Cada
vez que vamos para un lugar nuevo tenemos muchas expectativas sobre lo que
pueda suceder: si tendremos el mejor momento de nuestra vida o si tendremos que
seguir lidiando con personas que no son de nuestro agrado. Y cuando volvemos a
un lugar que dejamos por mucho tiempo nos preguntamos: seré aceptado de nuevo o
enfrentare los mismos obstáculos que abandone la vez anterior.
Porque
cuando entramos en un ambiente social, somos objeto de análisis, las personas
nos escanean y nos etiquetan con tal rapidez que terminan dicha labor antes de
incluso ser presentadas a nosotros. Y si bien la primera impresión es muy
importante, el resto de la historia depende de gran parte de nosotros. Pues con
nuestras acciones las personas cambiaran una etiqueta por otra, o bien
subrayaran la anteriormente puesta. Y conforme pasa el tiempo vamos adquiriendo
una sombra que suelen llamar "fama".
Los que
nos conocen de antes van adquiriendo opiniones sobre nosotros, buenas o malas,
que van sumando peso a esta fama, hasta convertirla en una corona que se lleva
con orgulloso o una mancha incomoda difícil
de quitar. Lo triste es cuando esa fama no es ganada, sino que las personas se
han hecho una mala impresión de nosotros debido a malos sentimientos,
confusiones, o malas compañías.
Pero
mas difícil de quitar y más valiosa que una corona es la identidad.
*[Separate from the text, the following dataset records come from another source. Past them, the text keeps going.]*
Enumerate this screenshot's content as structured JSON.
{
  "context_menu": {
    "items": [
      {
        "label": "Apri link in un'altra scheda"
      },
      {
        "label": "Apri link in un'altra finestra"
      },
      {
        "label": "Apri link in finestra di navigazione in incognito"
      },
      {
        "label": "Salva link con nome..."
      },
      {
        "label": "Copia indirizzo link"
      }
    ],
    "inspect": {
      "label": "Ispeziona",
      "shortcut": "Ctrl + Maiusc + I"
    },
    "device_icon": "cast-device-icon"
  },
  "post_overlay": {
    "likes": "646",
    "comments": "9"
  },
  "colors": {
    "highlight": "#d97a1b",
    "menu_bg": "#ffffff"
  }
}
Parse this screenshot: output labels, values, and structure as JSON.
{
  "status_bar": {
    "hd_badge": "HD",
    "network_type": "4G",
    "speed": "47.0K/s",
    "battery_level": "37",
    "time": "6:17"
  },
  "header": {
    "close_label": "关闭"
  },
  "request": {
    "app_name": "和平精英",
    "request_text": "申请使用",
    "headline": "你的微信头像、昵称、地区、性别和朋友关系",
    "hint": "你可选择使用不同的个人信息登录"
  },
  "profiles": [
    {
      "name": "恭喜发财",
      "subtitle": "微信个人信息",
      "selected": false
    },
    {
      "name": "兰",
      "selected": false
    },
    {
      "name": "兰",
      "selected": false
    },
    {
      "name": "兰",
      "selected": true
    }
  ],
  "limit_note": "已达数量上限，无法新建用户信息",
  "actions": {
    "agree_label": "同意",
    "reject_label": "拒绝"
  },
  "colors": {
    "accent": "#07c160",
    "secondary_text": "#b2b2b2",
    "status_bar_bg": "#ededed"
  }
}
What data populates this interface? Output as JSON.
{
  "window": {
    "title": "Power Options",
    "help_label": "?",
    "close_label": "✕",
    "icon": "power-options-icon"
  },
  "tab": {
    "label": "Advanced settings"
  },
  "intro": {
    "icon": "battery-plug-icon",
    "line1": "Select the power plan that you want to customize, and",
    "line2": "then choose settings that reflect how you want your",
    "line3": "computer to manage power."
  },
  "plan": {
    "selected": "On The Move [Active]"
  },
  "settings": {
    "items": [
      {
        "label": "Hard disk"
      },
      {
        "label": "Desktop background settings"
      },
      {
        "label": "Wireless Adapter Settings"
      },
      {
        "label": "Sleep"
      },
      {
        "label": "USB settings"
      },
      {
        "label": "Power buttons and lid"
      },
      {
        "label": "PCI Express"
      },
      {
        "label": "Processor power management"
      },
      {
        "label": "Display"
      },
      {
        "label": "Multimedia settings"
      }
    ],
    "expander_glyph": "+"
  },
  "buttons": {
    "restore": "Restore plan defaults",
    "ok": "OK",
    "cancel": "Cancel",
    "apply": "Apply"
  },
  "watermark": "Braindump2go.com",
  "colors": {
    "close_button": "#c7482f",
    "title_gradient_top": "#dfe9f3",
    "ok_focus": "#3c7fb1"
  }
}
Esta es
inmutable y fuerte, no se deja llevar por los susurros ni por las intrigas,
sino que nos hace levantar y nos recuerda quiénes son y, que sin importar lo
que digan de nosotros, Dios es capaz de entender y amar nuestra identidad, de
perdonar nuestros errores y ayudarnos a ser mejores personas, y eso es más que suficiente.
Y si nuestra identidad se basa en la fe en Cristo, no hay fama que nos pueda
tocar.
Sin
embargo, cuando esta identidad está sostenida de una base inestable y se esfuma
entre las circunstancias, puede ser destruida por la fama y alguien puede
hacerla explotar frente a nuestra cara.